ELECTION ’12//CONGRESS 15 | When an entrenched congressman suffers a precipitous drop in primary support never before seen in his 40 years on Capitol Hill, you might expect heads to roll. Rep. Pete Stark has fired his campaign manager Alex Tourk and replaced him with local union stalwart Sharon Cornu, the Bay Area News Group reported Monday.

Cornu, 53, is well known in Alameda County labor circles after leading the Alameda Labor Council for nearly a decade. She signed on as an advisor for Oakland Mayor Jean Quan before resigning last November in the aftermath of the city’s handling of the Occupy Oakland movement. As Josh Richman notes, the composition of Stark’s new re-election team has a decided labor flavor to it.

In recent weeks, several union officials in the East Bay have told The Citizen, one of the best ways to break Dublin Councilman Eric Swalwell’s lock on the Tri Valley is through the labor movement. How that will be accomplished is unclear. On a lunch break from campaigning in Castro Valley Sunday, Swalwell said election maps showed his upstart campaign finished first in Dublin, Pleasanton, San Ramon and Castro Valley–basically, most of the redrawn 15th congressional district’s newest areas.

Cornu also told the Bay Area News Group, Tourk and Stark have amicably parted ways. In hindsight, the tragic political theater and rash of flubs from Stark, along with his campaign’s chronic inability to stanch the wounds were very much the hallmarks of Tourk’s recent controversial past.

As one of former San Francisco Mayor Gavin Newsom’s top aides, Tourk is most infamous for resigning after it was revealed Newson was having an affair with his wife. More conventional controversies have followed Tourk in recent years, including the resignation from two San Francisco mayoral campaigns and an incident last year when he and his consulting firm were accused of violating rules involving unethical conduct by lobbyists.

The collection of alleged wrongdoing by Tourk in the past begs the question of why Stark tabbed an outsider to run a re-election campaign where even local consultants had conflicting opinions over how the Tri Valley’s significant inclusion to the district would play out. Yet, as one local consultant said of Stark’s errors recently, you can’t totally control the candidate and it is still not clear whether Stark went over the rails on his own by charging Swalwell with bribery, failing to vote and implicating the San Francisco Chronicle’s Debra Saunders in a conspiracy to aid his challenger.

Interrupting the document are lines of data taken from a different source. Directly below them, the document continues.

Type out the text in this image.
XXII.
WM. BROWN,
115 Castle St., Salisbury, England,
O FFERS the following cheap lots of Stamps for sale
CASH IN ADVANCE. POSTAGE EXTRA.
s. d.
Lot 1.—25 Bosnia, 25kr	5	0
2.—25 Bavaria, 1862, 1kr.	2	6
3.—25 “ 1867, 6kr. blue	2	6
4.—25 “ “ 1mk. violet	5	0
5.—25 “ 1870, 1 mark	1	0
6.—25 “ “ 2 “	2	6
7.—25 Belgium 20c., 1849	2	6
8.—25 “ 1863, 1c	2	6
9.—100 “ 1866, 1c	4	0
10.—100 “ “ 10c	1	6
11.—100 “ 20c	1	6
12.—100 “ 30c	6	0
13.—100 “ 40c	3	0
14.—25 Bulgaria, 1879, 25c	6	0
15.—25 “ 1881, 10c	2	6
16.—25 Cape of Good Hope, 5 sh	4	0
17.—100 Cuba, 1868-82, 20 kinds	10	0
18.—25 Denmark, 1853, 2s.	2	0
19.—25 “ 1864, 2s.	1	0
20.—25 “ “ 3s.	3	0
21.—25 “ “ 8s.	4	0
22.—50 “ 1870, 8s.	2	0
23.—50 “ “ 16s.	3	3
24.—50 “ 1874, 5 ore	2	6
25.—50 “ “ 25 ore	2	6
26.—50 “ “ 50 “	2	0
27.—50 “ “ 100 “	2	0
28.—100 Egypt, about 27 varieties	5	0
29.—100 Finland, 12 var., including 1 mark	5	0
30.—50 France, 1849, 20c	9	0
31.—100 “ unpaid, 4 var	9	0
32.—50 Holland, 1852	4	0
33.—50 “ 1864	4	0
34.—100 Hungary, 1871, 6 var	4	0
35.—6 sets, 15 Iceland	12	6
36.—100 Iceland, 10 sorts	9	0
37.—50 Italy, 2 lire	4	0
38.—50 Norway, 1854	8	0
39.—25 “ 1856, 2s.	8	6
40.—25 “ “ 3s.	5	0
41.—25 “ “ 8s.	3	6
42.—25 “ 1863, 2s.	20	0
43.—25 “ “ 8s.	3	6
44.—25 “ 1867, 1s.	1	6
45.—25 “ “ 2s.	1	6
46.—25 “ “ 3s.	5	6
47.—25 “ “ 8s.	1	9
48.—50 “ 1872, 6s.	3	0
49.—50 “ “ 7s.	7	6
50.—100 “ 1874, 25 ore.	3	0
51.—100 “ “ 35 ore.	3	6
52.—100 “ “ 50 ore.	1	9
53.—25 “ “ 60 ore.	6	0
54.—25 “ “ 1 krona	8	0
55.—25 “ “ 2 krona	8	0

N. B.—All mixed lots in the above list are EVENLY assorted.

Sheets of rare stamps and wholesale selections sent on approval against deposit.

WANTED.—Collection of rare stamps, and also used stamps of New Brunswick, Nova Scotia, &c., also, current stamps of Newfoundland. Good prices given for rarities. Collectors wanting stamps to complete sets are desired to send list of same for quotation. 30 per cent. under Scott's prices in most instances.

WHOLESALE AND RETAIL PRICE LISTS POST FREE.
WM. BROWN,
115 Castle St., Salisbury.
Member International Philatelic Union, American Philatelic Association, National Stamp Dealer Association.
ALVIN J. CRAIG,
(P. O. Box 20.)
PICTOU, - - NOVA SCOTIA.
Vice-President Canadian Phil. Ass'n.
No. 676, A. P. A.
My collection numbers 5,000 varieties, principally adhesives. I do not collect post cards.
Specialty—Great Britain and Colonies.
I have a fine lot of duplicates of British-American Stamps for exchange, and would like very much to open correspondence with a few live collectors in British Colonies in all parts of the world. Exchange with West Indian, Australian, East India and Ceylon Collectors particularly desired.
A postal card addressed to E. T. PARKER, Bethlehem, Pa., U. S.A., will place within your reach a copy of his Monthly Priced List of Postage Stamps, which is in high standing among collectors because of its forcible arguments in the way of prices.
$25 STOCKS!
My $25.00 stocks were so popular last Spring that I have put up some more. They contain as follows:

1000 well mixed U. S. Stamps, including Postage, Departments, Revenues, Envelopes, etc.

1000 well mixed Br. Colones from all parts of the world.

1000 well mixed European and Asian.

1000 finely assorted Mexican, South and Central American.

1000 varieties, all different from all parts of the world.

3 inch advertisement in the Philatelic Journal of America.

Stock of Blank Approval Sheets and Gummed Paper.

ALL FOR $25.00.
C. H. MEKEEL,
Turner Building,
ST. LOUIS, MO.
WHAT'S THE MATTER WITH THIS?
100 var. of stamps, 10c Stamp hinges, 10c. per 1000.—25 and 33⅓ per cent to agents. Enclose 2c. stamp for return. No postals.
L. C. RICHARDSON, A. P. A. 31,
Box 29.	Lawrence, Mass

However, Stark told The Citizen about a “sweetheart deal” alleged to be given by Swalwell to the powerful Tri Valley developer Charter Properties two months before his infamous outburst at a forum in Hayward alleging bribery. In spite of a growing amount of circumstantial evidence, at worst, supporting the claim, Stark offered the charge without preparing a shred of evidence. The fallout from the Hayward forum and inaction by Tourk in its aftermath went a long way in helping Swalwell come within six points of the incumbent congressman last June.